US 7,516,194 B1
Method for downloading high-volumes of content from the internet without adversely effecting the source of the content or being detected
Nick Lamkins, Portland, Oreg. (US); Rick O'Brien, Eugene, Oreg. (US); and James Dirksen, Portland, Oreg. (US)
Assigned to Microsoft Corporation, Redmond, Wash. (US)
Filed on May 21, 2003, as Appl. No. 10/443,110.
Claims priority of provisional application 60/382779, filed on May 21, 2002.

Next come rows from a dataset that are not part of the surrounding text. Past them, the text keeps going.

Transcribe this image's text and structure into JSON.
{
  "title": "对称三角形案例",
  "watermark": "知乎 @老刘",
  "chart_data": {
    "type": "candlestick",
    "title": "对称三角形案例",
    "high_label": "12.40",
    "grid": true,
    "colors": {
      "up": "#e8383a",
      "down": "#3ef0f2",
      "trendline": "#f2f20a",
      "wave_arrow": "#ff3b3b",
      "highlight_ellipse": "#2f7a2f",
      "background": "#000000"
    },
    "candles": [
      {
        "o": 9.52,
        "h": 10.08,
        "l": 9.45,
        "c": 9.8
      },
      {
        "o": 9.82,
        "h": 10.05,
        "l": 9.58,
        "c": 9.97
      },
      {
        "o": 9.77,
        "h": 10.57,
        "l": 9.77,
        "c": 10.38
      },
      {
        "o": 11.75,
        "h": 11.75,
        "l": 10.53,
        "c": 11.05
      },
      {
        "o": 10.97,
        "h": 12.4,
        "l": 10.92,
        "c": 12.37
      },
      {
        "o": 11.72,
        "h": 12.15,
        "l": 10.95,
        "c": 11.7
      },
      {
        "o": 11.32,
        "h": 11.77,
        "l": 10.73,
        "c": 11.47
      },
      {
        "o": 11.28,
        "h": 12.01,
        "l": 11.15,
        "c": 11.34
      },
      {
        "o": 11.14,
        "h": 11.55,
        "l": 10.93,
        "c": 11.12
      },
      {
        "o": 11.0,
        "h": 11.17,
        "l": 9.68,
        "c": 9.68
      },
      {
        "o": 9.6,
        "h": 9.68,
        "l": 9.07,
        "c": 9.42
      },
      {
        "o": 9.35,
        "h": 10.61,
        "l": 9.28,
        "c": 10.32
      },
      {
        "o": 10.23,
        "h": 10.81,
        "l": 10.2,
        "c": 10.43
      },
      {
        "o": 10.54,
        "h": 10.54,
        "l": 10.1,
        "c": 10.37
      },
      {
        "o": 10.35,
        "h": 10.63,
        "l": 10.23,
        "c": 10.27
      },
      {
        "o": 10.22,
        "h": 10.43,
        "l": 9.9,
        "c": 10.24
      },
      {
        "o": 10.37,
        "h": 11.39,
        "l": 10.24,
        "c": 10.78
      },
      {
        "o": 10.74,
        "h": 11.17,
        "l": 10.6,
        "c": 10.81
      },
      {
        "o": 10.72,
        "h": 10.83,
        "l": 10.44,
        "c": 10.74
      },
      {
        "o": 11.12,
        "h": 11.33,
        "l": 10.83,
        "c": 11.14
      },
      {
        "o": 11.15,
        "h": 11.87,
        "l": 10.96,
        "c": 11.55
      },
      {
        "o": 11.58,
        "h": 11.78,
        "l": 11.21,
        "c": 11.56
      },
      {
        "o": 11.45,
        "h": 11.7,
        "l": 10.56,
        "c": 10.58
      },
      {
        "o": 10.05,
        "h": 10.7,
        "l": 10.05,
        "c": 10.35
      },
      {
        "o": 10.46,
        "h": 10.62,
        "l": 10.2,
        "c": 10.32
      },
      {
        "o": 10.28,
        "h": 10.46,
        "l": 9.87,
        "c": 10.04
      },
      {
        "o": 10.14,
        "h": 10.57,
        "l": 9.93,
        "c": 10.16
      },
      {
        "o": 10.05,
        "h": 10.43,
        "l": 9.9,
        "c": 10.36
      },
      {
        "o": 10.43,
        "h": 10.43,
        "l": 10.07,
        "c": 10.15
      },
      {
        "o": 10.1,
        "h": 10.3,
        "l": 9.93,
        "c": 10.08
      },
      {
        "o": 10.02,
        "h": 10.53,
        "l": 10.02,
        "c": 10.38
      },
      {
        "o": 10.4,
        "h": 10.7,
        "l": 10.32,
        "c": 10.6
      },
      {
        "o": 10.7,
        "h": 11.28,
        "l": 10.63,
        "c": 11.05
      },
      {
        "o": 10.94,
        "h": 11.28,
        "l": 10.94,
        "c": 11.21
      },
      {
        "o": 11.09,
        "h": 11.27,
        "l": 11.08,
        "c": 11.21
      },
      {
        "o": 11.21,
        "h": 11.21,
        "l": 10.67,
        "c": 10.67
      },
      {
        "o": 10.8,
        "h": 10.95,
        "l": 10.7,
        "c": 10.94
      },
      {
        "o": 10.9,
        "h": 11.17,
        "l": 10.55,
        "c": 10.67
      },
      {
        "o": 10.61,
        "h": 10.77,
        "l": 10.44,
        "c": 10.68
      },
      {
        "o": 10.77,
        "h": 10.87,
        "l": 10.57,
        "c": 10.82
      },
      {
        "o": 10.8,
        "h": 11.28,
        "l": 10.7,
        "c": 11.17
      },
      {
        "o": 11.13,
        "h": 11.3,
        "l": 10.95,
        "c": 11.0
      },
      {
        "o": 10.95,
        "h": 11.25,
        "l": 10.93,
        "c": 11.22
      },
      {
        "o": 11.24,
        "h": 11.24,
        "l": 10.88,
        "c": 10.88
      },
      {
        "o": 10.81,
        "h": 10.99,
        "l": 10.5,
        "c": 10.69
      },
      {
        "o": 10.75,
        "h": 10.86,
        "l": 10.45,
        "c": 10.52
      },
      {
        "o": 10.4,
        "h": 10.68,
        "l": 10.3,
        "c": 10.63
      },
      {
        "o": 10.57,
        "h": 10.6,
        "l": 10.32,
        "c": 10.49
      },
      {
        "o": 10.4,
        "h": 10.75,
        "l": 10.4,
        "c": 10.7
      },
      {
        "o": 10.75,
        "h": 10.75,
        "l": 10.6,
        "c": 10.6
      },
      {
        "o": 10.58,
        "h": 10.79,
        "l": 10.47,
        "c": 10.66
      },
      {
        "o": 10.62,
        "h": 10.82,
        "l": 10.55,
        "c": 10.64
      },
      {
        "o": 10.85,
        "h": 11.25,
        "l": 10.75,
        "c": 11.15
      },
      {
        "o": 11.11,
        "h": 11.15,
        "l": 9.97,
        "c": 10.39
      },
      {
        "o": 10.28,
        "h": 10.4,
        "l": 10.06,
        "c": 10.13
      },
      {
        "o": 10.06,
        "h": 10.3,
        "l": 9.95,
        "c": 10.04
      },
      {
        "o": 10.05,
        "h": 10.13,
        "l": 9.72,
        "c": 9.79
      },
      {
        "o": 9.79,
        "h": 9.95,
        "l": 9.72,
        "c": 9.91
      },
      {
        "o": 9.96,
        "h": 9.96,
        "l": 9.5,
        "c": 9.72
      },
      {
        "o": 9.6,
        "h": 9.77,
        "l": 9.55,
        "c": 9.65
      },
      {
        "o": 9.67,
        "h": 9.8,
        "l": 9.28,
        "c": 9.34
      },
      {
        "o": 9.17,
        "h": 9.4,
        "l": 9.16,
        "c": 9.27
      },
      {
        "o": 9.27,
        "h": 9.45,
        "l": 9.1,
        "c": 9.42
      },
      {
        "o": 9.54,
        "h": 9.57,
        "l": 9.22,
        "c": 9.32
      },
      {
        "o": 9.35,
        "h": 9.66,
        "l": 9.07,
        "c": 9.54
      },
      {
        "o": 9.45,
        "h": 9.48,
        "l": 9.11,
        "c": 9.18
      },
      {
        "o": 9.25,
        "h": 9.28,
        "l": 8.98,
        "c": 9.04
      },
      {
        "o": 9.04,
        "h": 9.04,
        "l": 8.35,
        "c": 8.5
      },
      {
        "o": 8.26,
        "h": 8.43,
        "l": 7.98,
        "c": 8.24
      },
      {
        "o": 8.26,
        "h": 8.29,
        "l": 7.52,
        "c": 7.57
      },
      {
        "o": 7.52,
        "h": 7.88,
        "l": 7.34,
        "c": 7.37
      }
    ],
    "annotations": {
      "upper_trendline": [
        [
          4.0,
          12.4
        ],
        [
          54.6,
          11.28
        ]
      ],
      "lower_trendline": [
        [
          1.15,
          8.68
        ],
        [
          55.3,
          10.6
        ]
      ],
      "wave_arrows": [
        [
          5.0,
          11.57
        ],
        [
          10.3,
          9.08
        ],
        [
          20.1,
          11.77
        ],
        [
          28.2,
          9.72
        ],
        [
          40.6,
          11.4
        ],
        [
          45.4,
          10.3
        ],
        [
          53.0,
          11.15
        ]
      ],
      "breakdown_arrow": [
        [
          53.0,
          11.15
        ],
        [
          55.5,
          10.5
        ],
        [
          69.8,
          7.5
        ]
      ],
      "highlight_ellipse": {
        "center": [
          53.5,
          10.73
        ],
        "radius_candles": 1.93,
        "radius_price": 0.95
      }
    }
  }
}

Int. Cl. G06F 15/16 (2006.01)
U.S. Cl. 709—218  [709/217; 709/219] 22 Claims
OG exemplary drawing
 
1. A system for downloading a plurality of documents from a plurality of content servers, said content servers being linked to a plurality of routers that each have a different network address, said system comprising:
a plurality of pullers;
a director for:
creating a list of URLs of the plurality of documents to be downloaded from the plurality of content servers, each of the plurality of said documents being identified by a different URL; and
assigning a portion of the list of URLs to each of the pullers such that each portion assigned to a particular puller includes all documents to be retrieved from a single content server wherein no two pullers initiate requests to adjacent URLs, wherein adjacent URLs identify documents located on the same content server;
wherein each of the plurality of pullers is responsive to the director for:
receiving the assigned portion of the list of URLs;
queuing requests to retrieve documents identified by the received portion of the list of URLs wherein the requests having different URLs are queued by the puller;
determining if the URL of a first queued request is adjacent to the URL of a document being currently downloaded;
if the URL of the first queued request is adjacent to the URL of a document being currently downloaded, waiting until the currently downloading document has been received before initiating the first queued request to avoid overlapping requests to the content server;
if the URL of the queued request is not adjacent to the URL of a document being currently downloaded, initiating the first queued request; and
a proxy gateway responsive to each of the pullers for receiving the initiated requests to retrieve documents, and for retrieving documents corresponding to the list of URL from the content servers via the routers.